BWV 145 // zum 3. Ostertag

für Sopran, Tenor und Bass, Oboe d’amore I+II, Traversflöte, Trompete, Streicher und Basso continuo

Einen raren Einblick in Bachs Aufführungswerkstatt gewährt die nur in späterer Abschrift und womöglich unvollständig überlieferte Kantate «Ich lebe, mein Herze, zu deinem Ergötzen». Sind doch den fünf zweifellos Bach’schen Sätzen dort noch ein Choral sowie ein Fugenchor Telemanns vorangestellt, die vielleicht mit einer Umwidmung zum Ostersonntag zu tun haben.
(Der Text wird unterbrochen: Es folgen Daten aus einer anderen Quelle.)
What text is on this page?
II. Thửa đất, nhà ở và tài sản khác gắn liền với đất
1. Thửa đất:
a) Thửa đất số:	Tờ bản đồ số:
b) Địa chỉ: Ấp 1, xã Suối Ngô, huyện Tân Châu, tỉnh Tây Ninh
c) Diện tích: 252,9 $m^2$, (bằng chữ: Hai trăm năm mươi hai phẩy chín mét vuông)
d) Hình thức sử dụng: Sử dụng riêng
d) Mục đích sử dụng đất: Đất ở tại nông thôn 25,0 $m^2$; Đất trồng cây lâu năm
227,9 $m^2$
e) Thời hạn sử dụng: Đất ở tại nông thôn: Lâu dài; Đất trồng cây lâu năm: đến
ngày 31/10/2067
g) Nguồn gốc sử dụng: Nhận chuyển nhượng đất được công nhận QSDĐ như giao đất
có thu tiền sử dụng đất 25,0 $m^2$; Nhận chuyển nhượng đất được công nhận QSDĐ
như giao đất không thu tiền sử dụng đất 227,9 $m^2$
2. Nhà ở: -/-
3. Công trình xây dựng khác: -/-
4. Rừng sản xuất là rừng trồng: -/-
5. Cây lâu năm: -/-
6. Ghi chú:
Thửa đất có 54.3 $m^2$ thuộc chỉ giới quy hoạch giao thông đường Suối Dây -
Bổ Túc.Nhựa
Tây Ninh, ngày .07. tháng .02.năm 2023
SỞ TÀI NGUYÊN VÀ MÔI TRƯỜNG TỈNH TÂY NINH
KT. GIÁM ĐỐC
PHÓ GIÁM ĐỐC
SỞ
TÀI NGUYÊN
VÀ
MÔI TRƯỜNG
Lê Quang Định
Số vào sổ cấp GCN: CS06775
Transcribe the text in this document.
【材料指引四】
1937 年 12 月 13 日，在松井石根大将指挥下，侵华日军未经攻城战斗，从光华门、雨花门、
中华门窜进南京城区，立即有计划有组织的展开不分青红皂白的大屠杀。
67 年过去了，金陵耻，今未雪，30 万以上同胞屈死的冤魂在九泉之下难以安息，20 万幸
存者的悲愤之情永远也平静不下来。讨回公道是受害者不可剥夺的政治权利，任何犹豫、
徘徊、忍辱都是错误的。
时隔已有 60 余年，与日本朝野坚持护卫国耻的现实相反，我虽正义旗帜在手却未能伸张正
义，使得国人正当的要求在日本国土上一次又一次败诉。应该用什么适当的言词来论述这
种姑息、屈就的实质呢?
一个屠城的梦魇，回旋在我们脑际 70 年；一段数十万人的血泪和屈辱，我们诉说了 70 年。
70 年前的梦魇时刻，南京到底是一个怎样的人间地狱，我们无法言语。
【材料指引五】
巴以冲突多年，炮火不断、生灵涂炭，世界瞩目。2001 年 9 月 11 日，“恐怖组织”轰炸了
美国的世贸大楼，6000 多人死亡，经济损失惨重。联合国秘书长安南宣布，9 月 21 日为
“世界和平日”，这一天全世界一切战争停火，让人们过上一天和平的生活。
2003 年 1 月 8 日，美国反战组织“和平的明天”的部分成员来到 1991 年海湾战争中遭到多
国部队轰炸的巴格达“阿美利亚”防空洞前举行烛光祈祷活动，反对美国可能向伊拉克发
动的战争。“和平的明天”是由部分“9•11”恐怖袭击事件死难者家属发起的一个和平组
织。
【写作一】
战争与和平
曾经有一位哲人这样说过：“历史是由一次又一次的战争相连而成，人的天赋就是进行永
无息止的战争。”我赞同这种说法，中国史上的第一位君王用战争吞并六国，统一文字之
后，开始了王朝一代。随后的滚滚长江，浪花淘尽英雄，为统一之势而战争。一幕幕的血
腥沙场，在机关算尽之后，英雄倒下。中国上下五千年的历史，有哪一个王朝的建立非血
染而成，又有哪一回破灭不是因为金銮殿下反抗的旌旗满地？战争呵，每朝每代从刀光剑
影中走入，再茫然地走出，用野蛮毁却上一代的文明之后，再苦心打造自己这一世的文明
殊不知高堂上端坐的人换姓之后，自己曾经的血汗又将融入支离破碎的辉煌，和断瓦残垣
Im einleitenden Duett für Sopran und Tenor sowie in der Bassarie dominieren deutende Klangfarben, die die mit der Auferstehung verbundene Verwandlung in einer funkelnden Violinpartie fassen sowie die Wundermacht des Osterfürsten mit Trompetenfanfaren über einem tänzerischen Orchesterteppich illustrieren. Bachs sensibler Musik geht es hörbar darum, Jesu befreiendes Leben und die Überwindung des mosaischen Gesetzes unmittelbar dem Herzen einzuprägen.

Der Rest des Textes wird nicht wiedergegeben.